Oh yeah it’s world of difference, and again I’m really aware that this working dynamic existed before I came along, and the worst thing I could do is disrupt that. I’m not really used to true collaboration, and I’ve been in previous situations where it just… doesn’t work, but these guys seem to have an endless amount of rad proto songs that get group-deconstructed. The room just dissolves into micro debates where everyone offers often contradictory solutions, and there are experiments and re-workings, and half hour later we’re playing this -thing- and I’m breaking out into goosebumps. It’s pretty magical; I’m more than happy to sit back and enjoy the process. I feel like Nels Cline in Wilco, like, ‘how can I fit around this riff, colour this section?’ Josh’s guitar brain goes to places mine doesn’t, and it’s fun finding ways to compliment someone else’s noise after years of coming up with my own. The way I write for Yr Poetry is like a big sword: the challenge is making stuff as big as possible with one guitar. Eat You songs are more like a set of strategically aimed daggers; we start with a giant full band and chip away at it till it sounds right.
There’s a new itoldyouiwouldeatyou EP on the horizon, ‘Get Terrified’, which compiles some physically unreleased singles with some new material. Tell us a little bit about that?
So the three songs on ‘Get Terrified’ existed before I joined. I think ‘Divine Violence’ had just come out, but the rest were secret. They sent them to me to learn, and I thought, ‘fuck yeh I made the right decision here.’ So while I’d love to take credit for them guitars, they’re none of them me. My total contribution consisted of turning up super ill to the ‘Get Terrified’ video shoot for Sam to gracefully edit me cowering behind the better-looking people.
What can people expect from the new material?
So everything you’ll hear from this point on has had me ruin it. I’m now way too deep inside the bubble to be objective, but I think we just sound bigger, more dramatic. The EP is a really good mid-point between the calm of ‘IANYF’ and some of the beasts on the album, but also there’s stuff that feels more cosy and intimate. That feels like such a Twitterbot answer. I showed up, gave Ollie and Josh distortion pedals and was like, ‘these need to be on, at full, in every chorus.’

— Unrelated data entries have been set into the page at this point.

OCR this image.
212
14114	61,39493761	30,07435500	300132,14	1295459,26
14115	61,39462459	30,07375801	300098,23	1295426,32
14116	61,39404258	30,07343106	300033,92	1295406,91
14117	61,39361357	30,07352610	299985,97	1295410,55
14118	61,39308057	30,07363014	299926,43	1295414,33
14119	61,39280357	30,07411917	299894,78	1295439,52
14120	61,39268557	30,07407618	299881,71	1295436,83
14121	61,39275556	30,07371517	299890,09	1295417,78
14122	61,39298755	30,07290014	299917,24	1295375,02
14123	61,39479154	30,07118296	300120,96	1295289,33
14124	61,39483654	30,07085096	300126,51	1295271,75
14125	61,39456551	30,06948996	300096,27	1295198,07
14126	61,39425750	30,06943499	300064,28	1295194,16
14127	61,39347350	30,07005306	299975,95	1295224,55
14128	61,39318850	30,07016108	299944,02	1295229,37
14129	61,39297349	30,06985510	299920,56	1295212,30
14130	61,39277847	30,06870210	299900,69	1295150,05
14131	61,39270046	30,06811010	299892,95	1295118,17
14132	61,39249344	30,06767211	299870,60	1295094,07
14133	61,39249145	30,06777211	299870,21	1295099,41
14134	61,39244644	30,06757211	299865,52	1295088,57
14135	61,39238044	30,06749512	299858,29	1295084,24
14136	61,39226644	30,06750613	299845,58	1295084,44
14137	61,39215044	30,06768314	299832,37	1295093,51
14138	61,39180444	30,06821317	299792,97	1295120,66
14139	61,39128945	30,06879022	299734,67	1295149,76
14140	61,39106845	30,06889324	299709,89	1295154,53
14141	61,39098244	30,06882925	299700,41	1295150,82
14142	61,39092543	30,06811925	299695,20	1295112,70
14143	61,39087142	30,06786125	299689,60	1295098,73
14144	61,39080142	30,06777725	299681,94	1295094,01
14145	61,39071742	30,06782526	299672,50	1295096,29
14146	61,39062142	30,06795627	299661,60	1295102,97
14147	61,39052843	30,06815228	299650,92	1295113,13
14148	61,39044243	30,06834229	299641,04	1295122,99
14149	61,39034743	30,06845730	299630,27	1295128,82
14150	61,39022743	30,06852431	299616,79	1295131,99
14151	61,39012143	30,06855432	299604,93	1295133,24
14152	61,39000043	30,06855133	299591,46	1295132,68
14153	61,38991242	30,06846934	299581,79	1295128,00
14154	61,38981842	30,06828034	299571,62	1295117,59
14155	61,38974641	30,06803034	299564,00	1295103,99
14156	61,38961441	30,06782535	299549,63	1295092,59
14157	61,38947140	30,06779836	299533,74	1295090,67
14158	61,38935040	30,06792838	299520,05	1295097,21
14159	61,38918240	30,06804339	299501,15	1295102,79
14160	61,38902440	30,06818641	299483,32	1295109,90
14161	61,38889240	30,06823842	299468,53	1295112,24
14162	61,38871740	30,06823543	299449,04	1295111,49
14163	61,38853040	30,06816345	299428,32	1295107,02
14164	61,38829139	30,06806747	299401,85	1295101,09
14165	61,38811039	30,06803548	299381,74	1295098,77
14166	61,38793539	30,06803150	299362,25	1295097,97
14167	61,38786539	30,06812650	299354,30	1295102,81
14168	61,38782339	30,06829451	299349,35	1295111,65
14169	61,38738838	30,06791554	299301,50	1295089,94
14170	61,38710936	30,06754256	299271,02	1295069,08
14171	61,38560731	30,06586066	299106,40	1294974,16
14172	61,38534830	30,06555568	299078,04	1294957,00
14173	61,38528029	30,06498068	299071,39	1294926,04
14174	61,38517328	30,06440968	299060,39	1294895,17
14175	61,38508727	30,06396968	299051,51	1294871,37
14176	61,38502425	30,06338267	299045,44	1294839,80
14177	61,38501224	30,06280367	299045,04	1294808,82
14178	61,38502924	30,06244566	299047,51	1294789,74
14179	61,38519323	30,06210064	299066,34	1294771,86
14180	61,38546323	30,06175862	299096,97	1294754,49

If you were to sum up or sell the EP in a sentence, how would you describe it?
I’d say; the last great ITYIWEY release before Alexei ruined them with distortion pedals.
What’s next for itoldyouiwouldeatyou (or, indeed, your other projects) from here?
The Eat You train is on tour at the end of April and rolling into summer with festivals that I don’t know if I can talk about yet, but right now we’re all up to our guts in .wav files making the album. Yr Poetry also has a bunch of shows over the next few months, our next release is a couple of months away but already sounding pretty damn fine, and that’ll conclude our EP trilogy and our first year of being a patron-funded rock band. We’re thinking actual album next, if our shareholders allow it, which we’ll make either side of obligatory Japan tour in September.